性格診断とLLMが近い結果というのが興味深いです。LLMで性格診断してプロファイルを作ってファインチューニングすれば、よりキャラらしい応答ができるというのが面白いと思います。
まとめ
最近のLLMキャラクター論文をまとめた結果、各論文が独自の視点から ロールプレイングAIエージェントの構築と評価 に取り組んでいることがわかりました。
特に、キャラクタの背負っている文化・世界観の一貫性に課題を感じているようです。より高度な人間らしさの再現(ChatHaruhi,Character-LLMなど) や 意思決定の模倣(LIFECHOICE) 、 データセットと評価基準の整備(Character-100) 、そして 時間変化に応じたキャラクターの成長(CPT) の捉え方が重要なポイントです。

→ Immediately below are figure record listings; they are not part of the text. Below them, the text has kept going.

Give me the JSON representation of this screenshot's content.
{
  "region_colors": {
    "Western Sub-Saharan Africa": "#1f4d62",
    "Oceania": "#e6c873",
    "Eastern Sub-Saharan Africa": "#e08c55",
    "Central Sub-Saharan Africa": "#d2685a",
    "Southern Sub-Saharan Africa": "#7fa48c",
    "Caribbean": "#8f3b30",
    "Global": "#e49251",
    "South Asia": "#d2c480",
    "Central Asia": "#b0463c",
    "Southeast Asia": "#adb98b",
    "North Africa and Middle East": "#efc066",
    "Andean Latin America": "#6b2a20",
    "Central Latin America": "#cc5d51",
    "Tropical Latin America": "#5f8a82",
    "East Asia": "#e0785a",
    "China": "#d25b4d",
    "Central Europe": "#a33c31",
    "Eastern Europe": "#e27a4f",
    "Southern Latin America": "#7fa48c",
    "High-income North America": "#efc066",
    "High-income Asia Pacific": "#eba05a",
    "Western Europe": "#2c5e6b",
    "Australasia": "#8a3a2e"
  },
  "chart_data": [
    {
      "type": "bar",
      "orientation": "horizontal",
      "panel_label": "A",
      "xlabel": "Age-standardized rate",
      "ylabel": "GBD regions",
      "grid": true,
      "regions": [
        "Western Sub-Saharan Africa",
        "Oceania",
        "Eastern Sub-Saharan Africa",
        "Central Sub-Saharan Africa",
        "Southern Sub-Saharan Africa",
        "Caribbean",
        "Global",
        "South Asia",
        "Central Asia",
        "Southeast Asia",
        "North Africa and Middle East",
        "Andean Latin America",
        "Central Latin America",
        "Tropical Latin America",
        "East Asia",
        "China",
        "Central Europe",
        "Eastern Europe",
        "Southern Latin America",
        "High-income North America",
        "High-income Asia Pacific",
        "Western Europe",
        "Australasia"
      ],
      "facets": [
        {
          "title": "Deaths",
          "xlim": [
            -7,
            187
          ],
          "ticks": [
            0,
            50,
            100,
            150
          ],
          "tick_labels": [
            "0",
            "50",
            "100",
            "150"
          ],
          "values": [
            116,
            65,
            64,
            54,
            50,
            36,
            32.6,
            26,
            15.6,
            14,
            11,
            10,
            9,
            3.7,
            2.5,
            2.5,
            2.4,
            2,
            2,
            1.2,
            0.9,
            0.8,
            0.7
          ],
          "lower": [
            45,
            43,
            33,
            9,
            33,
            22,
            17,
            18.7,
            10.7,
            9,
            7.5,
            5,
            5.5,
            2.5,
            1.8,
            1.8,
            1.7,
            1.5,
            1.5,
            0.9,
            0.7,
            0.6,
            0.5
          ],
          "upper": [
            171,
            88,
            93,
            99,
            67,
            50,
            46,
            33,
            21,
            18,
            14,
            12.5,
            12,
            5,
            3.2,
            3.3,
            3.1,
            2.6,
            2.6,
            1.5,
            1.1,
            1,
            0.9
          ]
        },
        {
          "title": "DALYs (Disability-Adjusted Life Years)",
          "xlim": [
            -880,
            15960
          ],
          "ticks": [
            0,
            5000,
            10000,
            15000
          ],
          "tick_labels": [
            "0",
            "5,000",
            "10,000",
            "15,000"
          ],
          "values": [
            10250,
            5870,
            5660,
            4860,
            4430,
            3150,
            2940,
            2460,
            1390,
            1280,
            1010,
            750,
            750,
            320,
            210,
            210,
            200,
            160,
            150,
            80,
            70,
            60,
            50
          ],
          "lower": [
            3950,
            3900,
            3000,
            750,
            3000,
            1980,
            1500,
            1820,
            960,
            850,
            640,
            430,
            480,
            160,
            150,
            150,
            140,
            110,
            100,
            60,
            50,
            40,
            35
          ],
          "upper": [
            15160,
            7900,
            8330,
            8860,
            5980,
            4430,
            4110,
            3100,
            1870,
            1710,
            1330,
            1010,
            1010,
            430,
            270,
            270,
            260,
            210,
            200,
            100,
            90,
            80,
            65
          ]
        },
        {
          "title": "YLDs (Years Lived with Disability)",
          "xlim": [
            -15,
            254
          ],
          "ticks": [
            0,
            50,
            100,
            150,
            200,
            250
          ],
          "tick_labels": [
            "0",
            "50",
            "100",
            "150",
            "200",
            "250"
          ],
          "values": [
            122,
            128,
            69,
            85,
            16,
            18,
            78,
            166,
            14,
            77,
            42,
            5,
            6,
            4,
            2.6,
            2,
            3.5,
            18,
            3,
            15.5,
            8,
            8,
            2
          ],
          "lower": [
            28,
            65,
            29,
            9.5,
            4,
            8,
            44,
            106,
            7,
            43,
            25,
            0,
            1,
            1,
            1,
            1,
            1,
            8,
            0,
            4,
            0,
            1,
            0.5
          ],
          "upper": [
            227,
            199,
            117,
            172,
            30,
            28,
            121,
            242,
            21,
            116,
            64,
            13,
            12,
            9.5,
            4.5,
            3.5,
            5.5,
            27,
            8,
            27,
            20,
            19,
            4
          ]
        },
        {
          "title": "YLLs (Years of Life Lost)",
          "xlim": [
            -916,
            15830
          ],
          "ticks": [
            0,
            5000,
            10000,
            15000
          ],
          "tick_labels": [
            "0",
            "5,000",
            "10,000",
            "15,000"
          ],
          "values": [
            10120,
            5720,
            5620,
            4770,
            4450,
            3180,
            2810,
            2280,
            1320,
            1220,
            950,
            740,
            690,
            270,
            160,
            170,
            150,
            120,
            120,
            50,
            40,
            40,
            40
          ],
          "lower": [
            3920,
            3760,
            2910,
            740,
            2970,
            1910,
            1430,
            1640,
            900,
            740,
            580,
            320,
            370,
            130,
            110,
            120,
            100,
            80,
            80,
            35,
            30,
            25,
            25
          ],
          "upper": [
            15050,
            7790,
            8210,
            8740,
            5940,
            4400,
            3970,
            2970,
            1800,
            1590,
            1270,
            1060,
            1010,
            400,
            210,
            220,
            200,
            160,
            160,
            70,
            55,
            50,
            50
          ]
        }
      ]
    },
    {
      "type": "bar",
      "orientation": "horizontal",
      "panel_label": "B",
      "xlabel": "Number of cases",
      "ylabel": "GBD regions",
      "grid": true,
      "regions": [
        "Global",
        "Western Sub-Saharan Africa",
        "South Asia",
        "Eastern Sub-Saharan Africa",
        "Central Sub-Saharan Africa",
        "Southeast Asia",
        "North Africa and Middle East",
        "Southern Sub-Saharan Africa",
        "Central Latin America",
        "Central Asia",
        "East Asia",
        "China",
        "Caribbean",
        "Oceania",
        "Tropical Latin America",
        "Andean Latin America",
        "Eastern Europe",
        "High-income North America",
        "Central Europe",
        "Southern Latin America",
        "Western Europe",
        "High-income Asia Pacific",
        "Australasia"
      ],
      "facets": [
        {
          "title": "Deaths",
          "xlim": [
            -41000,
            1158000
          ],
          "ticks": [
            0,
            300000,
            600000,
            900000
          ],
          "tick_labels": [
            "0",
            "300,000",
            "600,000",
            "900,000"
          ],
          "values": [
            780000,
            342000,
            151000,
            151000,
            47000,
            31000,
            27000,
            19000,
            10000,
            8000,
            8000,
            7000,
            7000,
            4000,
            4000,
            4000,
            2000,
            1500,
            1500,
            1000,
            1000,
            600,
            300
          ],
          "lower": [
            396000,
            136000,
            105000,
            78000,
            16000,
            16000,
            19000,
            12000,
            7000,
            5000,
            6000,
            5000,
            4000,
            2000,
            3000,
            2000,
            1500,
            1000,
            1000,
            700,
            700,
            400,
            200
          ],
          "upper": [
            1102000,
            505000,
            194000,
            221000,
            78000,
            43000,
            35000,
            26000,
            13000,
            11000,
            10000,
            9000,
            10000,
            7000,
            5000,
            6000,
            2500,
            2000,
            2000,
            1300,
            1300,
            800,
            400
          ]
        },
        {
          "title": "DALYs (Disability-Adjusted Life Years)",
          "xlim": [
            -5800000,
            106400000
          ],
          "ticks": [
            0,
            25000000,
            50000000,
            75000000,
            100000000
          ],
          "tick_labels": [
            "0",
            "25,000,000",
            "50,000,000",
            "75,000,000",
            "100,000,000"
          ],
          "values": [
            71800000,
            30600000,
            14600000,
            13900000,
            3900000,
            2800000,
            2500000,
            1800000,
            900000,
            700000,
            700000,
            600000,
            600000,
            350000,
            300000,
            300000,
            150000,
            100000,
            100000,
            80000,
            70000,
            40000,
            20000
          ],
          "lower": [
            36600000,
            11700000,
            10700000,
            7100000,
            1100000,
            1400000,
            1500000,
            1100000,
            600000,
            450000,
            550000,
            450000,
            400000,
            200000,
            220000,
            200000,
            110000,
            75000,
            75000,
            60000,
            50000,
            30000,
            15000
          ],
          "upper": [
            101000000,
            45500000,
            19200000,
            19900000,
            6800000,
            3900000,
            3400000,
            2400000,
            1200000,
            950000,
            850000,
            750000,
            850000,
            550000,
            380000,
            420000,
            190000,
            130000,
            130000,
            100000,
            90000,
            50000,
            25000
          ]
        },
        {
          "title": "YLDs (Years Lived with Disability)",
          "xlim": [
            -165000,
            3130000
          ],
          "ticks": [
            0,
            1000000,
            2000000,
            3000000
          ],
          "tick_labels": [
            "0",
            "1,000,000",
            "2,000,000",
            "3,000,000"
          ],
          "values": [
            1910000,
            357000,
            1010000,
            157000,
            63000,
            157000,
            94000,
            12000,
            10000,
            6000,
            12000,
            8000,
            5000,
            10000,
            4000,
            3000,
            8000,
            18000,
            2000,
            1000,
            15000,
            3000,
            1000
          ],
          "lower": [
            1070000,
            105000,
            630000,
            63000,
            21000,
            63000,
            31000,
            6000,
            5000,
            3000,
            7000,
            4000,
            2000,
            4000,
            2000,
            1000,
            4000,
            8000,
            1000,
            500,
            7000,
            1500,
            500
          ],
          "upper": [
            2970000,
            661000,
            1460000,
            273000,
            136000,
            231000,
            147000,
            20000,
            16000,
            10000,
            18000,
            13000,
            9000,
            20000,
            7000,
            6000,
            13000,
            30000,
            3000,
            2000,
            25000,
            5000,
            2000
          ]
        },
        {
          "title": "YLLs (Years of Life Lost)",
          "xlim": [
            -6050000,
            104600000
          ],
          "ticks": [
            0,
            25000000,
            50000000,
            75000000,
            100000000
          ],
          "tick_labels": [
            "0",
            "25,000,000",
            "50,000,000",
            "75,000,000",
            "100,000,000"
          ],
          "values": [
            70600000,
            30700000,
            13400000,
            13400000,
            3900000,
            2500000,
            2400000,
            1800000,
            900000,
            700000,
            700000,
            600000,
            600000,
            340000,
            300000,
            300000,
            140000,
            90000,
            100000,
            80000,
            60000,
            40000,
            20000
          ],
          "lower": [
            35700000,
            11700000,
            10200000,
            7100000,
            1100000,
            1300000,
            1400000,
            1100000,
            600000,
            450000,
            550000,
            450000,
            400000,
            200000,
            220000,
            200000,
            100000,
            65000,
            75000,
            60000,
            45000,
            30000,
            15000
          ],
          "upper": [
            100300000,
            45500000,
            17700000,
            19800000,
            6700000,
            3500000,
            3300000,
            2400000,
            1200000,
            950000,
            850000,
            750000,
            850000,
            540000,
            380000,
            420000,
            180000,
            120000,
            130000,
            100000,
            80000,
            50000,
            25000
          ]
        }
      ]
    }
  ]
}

これらの研究は、 LLMがキャラクターの行動を模倣する 上で、単に知識や口調を再現するだけでなく、 過去の経験、動機、時間変化に基づいた意思決定 を理解し、再現することが重要です。
将来ここで紹介した手法が、より高度なキャラクターシミュレーションを実現するカギになるかもしれません。
ぜひ、皆さんも一緒にこの分野の研究を進めて、日本のアニメーション・ゲーム作品をサポートしていきたいと思います。
この分野日本語の論文もたくさんあって、研究されています。
次回は日本語のキャラクターLLM研究の論文についても紹介していきたいと思います。